What had they been doing, that is so beyond the pale that the acting AG, the actual AG, the director of the FBI, and virtually the entire upper staff at DoJ were willing to resign en masse rather than stomach? This can’t be anything as prosaic as violating FISA or even just simple data mining. What was this Administration doing, that even four years later, they are so terrified of becoming public that the Attorney General is willing to debase, embarrass, and all but perjure himself?

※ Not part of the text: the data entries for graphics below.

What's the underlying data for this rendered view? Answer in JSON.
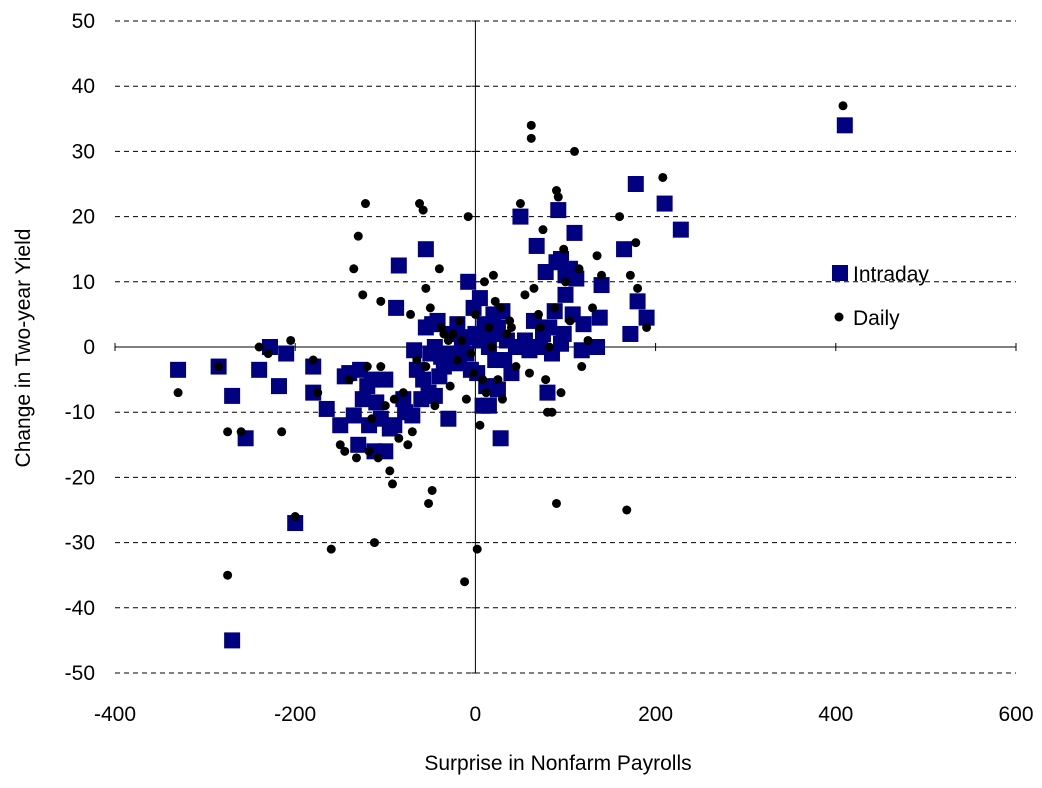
{
  "chart_data": {
    "type": "scatter",
    "title": "",
    "xlabel": "Surprise in Nonfarm Payrolls",
    "ylabel": "Change in Two-year Yield",
    "xlim": [
      -400,
      600
    ],
    "ylim": [
      -50,
      50
    ],
    "xticks": [
      -400,
      -200,
      0,
      200,
      400,
      600
    ],
    "yticks": [
      -50,
      -40,
      -30,
      -20,
      -10,
      0,
      10,
      20,
      30,
      40,
      50
    ],
    "grid": "horizontal-dashed",
    "legend_position": "right",
    "colors": {
      "intraday": "#000080",
      "daily": "#000000",
      "gridline": "#000000",
      "axis": "#000000"
    },
    "series": [
      {
        "name": "Intraday",
        "marker": "square",
        "points": [
          [
            -330,
            -3.5
          ],
          [
            -285,
            -3
          ],
          [
            -270,
            -45
          ],
          [
            -270,
            -7.5
          ],
          [
            -255,
            -14
          ],
          [
            -240,
            -3.5
          ],
          [
            -228,
            0
          ],
          [
            -218,
            -6
          ],
          [
            -210,
            -1
          ],
          [
            -200,
            -27
          ],
          [
            -180,
            -3
          ],
          [
            -180,
            -7
          ],
          [
            -165,
            -9.5
          ],
          [
            -150,
            -12
          ],
          [
            -145,
            -4.5
          ],
          [
            -140,
            -4
          ],
          [
            -135,
            -10.5
          ],
          [
            -130,
            -15
          ],
          [
            -128,
            -3.5
          ],
          [
            -125,
            -8
          ],
          [
            -120,
            -6
          ],
          [
            -118,
            -12
          ],
          [
            -115,
            -5
          ],
          [
            -112,
            -16
          ],
          [
            -110,
            -8.5
          ],
          [
            -105,
            -11
          ],
          [
            -100,
            -5
          ],
          [
            -100,
            -16
          ],
          [
            -95,
            -12.5
          ],
          [
            -90,
            -12
          ],
          [
            -88,
            6
          ],
          [
            -85,
            12.5
          ],
          [
            -80,
            -8
          ],
          [
            -78,
            -10
          ],
          [
            -70,
            -10.5
          ],
          [
            -68,
            -0.5
          ],
          [
            -65,
            -3.5
          ],
          [
            -60,
            -8
          ],
          [
            -58,
            -5
          ],
          [
            -55,
            15
          ],
          [
            -55,
            3
          ],
          [
            -52,
            -7
          ],
          [
            -50,
            -1
          ],
          [
            -48,
            3.5
          ],
          [
            -45,
            0
          ],
          [
            -45,
            -7.5
          ],
          [
            -42,
            4
          ],
          [
            -40,
            -4.5
          ],
          [
            -38,
            -1.5
          ],
          [
            -35,
            -3
          ],
          [
            -30,
            -11
          ],
          [
            -28,
            -1
          ],
          [
            -25,
            2
          ],
          [
            -20,
            3.5
          ],
          [
            -18,
            -2.5
          ],
          [
            -15,
            0
          ],
          [
            -12,
            1.5
          ],
          [
            -10,
            -1
          ],
          [
            -8,
            10
          ],
          [
            -5,
            -3.5
          ],
          [
            -2,
            6
          ],
          [
            0,
            2
          ],
          [
            2,
            -4
          ],
          [
            5,
            1
          ],
          [
            5,
            7.5
          ],
          [
            8,
            -9
          ],
          [
            10,
            3.5
          ],
          [
            12,
            -6
          ],
          [
            15,
            0
          ],
          [
            15,
            -9
          ],
          [
            18,
            2
          ],
          [
            20,
            5
          ],
          [
            22,
            -2
          ],
          [
            25,
            3
          ],
          [
            25,
            -6.5
          ],
          [
            28,
            -14
          ],
          [
            30,
            5.5
          ],
          [
            32,
            -2
          ],
          [
            35,
            1
          ],
          [
            40,
            -4
          ],
          [
            45,
            0
          ],
          [
            50,
            20
          ],
          [
            55,
            1
          ],
          [
            60,
            -0.5
          ],
          [
            65,
            4
          ],
          [
            68,
            15.5
          ],
          [
            72,
            0
          ],
          [
            75,
            2
          ],
          [
            78,
            11.5
          ],
          [
            80,
            -7
          ],
          [
            82,
            3
          ],
          [
            85,
            -1
          ],
          [
            88,
            5.5
          ],
          [
            90,
            13
          ],
          [
            92,
            21
          ],
          [
            95,
            0.5
          ],
          [
            95,
            13.5
          ],
          [
            98,
            2
          ],
          [
            100,
            8
          ],
          [
            100,
            11
          ],
          [
            105,
            12
          ],
          [
            108,
            5
          ],
          [
            110,
            17.5
          ],
          [
            112,
            10.5
          ],
          [
            118,
            -0.5
          ],
          [
            120,
            3.5
          ],
          [
            135,
            0
          ],
          [
            138,
            4.5
          ],
          [
            140,
            9.5
          ],
          [
            165,
            15
          ],
          [
            172,
            2
          ],
          [
            178,
            25
          ],
          [
            180,
            7
          ],
          [
            190,
            4.5
          ],
          [
            210,
            22
          ],
          [
            228,
            18
          ],
          [
            410,
            34
          ]
        ]
      },
      {
        "name": "Daily",
        "marker": "circle",
        "points": [
          [
            -330,
            -7
          ],
          [
            -285,
            -3
          ],
          [
            -275,
            -13
          ],
          [
            -275,
            -35
          ],
          [
            -260,
            -13
          ],
          [
            -240,
            0
          ],
          [
            -230,
            -1
          ],
          [
            -215,
            -13
          ],
          [
            -205,
            1
          ],
          [
            -200,
            -26
          ],
          [
            -180,
            -2
          ],
          [
            -175,
            -7
          ],
          [
            -160,
            -31
          ],
          [
            -150,
            -15
          ],
          [
            -145,
            -16
          ],
          [
            -140,
            -5
          ],
          [
            -135,
            12
          ],
          [
            -132,
            -17
          ],
          [
            -130,
            17
          ],
          [
            -125,
            8
          ],
          [
            -122,
            22
          ],
          [
            -120,
            -3
          ],
          [
            -118,
            -16
          ],
          [
            -115,
            -11
          ],
          [
            -112,
            -30
          ],
          [
            -108,
            -17
          ],
          [
            -105,
            7
          ],
          [
            -105,
            -3
          ],
          [
            -100,
            -9
          ],
          [
            -95,
            -19
          ],
          [
            -92,
            -21
          ],
          [
            -90,
            -8
          ],
          [
            -85,
            -14
          ],
          [
            -80,
            -7
          ],
          [
            -75,
            -15
          ],
          [
            -72,
            5
          ],
          [
            -70,
            -13
          ],
          [
            -65,
            -2
          ],
          [
            -62,
            22
          ],
          [
            -58,
            21
          ],
          [
            -55,
            9
          ],
          [
            -55,
            -3
          ],
          [
            -52,
            -24
          ],
          [
            -50,
            6
          ],
          [
            -48,
            -22
          ],
          [
            -45,
            -9
          ],
          [
            -40,
            12
          ],
          [
            -38,
            3
          ],
          [
            -35,
            2
          ],
          [
            -30,
            1
          ],
          [
            -28,
            -6
          ],
          [
            -25,
            2
          ],
          [
            -20,
            -2
          ],
          [
            -18,
            4
          ],
          [
            -15,
            1
          ],
          [
            -12,
            -36
          ],
          [
            -10,
            -8
          ],
          [
            -8,
            20
          ],
          [
            -5,
            -1
          ],
          [
            -2,
            -4
          ],
          [
            0,
            5
          ],
          [
            2,
            -31
          ],
          [
            5,
            -12
          ],
          [
            8,
            -5
          ],
          [
            10,
            10
          ],
          [
            12,
            -7
          ],
          [
            15,
            3
          ],
          [
            18,
            0
          ],
          [
            20,
            11
          ],
          [
            22,
            7
          ],
          [
            25,
            -5
          ],
          [
            28,
            6
          ],
          [
            30,
            -8
          ],
          [
            35,
            2
          ],
          [
            38,
            4
          ],
          [
            40,
            3
          ],
          [
            45,
            -3
          ],
          [
            50,
            22
          ],
          [
            55,
            8
          ],
          [
            60,
            -4
          ],
          [
            62,
            32
          ],
          [
            62,
            34
          ],
          [
            65,
            9
          ],
          [
            70,
            5
          ],
          [
            72,
            3
          ],
          [
            75,
            18
          ],
          [
            78,
            -5
          ],
          [
            80,
            -10
          ],
          [
            82,
            0
          ],
          [
            85,
            -10
          ],
          [
            88,
            6
          ],
          [
            90,
            24
          ],
          [
            90,
            -24
          ],
          [
            92,
            23
          ],
          [
            95,
            -7
          ],
          [
            98,
            15
          ],
          [
            100,
            10
          ],
          [
            105,
            4
          ],
          [
            110,
            30
          ],
          [
            115,
            12
          ],
          [
            118,
            -3
          ],
          [
            125,
            1
          ],
          [
            130,
            6
          ],
          [
            135,
            14
          ],
          [
            140,
            11
          ],
          [
            160,
            20
          ],
          [
            168,
            -25
          ],
          [
            172,
            11
          ],
          [
            178,
            16
          ],
          [
            180,
            9
          ],
          [
            190,
            3
          ],
          [
            208,
            26
          ],
          [
            408,
            37
          ]
        ]
      }
    ]
  }
}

I don’t know (sorry) but I have a pretty strong suspicion. Other than a good juicy sex scandal (and I don’t believe that’s at the heart of this, though you can never rule it out), there is only one thing that is so terrible, so unthinkable, that the merest hint it had happened could in fact rouse the notoriously soporific American public. I think that if the fact ever do come out — and, if the next Administration is a Democratic one, the facts will come out — I will be proved right by history.

Here’s my speculation:
These thugs were using the NSA to spy on Americans for the express purpose of steering the Presidential election to George W. Bush.

It’s possible that this man has stolen not one election, but two. And I still have faith in America: The truth will out, and the wicked will suffer. It’s just a matter of time.